THE ANNUNCIATION FROM THE PAINTING BY BOTTICELLI IN THE UFFIZI
Such is the outline of Botticelli's life. We will now look at such of the pictures in Rooms V and VI as have not been mentioned. High among these is No. 1607, the very typical circular picture a shape which has come to be intimately associated with this painter, "The Madonna of the Pomegranate," one of his most beautiful works, and possibly yet another designed for Lucrezia Tornabuoni, for the curl on the forehead of the boy to the left of the Madonna who is more than usually troubled is very like that for which Giuliano de' Medici was famous. This is a very lovely work although its colour is a little depressed.
Another glory of Room VI is the "Annunciation," reproduced in this book. The picture is a work that may perhaps not wholly please at first, the cause largely being the vermilion on the floor, but in the end it conquers. The hands are among the most beautiful in existence, and the landscape, with its one tree and its fairy architecture, is a continual delight. Among "Annunciations," as among pictures, it stands very high. It has more of sophistication than most : the Virgin not only recognizes the honour, but the doom, which the painter himself foreshadows in the predella, where Christ is seen rising from the grave. None of Fra Angelico's simple radiance here, and none of Fra Lippo Lippi's glorified matter-of-fact. Here is tragedy. The painting of the Virgin's head-dress is again marvellous.
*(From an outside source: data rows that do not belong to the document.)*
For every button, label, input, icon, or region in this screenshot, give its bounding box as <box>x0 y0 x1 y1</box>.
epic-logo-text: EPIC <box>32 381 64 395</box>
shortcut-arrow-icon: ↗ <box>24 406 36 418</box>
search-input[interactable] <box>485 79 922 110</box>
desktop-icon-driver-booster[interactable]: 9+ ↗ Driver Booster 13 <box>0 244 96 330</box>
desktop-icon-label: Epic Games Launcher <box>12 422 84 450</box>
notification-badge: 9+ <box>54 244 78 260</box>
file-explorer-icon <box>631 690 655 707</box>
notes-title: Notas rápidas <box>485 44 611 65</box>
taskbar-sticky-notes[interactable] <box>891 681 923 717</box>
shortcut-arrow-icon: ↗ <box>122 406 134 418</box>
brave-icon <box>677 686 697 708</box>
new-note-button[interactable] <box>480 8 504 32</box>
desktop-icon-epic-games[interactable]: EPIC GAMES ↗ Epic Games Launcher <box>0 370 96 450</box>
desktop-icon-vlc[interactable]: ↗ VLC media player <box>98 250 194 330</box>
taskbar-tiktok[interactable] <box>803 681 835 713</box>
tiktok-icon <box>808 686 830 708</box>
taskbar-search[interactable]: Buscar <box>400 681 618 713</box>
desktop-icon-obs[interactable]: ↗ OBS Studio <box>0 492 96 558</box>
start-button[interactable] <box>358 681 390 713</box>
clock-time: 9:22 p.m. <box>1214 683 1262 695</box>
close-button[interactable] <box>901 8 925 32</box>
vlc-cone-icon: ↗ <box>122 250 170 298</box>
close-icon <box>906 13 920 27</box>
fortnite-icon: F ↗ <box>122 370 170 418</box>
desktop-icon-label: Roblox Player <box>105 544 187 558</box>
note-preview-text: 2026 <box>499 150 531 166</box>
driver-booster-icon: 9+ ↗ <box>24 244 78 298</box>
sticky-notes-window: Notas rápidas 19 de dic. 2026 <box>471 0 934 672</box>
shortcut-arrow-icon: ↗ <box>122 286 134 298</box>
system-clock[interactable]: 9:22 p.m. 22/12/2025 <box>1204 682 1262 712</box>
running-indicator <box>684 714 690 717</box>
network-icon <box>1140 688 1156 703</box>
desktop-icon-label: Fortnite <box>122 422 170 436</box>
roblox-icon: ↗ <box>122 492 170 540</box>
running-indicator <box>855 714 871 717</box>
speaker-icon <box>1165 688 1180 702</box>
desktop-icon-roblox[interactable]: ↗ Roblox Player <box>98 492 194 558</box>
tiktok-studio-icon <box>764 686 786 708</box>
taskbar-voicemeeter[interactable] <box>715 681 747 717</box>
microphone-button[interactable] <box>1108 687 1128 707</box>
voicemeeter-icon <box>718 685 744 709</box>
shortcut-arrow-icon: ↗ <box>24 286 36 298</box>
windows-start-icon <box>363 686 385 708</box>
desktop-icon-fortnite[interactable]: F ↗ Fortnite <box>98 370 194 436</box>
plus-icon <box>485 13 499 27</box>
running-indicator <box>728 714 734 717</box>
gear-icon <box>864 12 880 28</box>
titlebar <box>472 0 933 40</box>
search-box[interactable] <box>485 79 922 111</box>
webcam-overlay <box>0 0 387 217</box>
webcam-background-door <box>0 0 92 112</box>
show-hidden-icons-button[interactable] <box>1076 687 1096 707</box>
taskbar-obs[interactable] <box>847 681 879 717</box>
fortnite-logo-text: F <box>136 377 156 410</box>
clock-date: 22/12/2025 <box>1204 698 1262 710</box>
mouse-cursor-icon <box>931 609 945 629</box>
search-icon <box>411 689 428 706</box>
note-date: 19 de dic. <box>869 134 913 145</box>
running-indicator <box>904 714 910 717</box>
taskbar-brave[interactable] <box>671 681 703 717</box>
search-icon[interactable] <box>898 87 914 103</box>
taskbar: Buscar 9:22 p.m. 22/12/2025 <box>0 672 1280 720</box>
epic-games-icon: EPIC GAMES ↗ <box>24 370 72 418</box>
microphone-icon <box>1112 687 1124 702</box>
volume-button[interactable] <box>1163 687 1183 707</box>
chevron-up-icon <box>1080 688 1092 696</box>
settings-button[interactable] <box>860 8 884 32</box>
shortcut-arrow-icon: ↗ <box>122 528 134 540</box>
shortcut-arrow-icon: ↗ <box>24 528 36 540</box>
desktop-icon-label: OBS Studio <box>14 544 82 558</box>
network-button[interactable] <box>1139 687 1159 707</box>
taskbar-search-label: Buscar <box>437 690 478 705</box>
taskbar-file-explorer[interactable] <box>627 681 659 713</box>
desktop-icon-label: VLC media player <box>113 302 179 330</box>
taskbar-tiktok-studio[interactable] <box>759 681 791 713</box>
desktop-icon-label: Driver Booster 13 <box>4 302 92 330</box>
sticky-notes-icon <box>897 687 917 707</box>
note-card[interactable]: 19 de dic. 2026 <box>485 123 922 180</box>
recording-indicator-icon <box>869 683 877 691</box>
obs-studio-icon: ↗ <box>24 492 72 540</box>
Next the "Annunciation" on the left of the entrance from Room V is, to my eyes, one of Botticelli's most attractive works: No. 1601, just the, Madonna and Child again, in a niche, with roses climbing behind them : the Madonna one of his youngest, and more placid and simple than most, with more than a hint of the Verrocchio type in her face.
Finally, there is the great "Coronation of the Virgin," with four saints, which used to be in the Accademia a work of surpassing serenity and loveliness.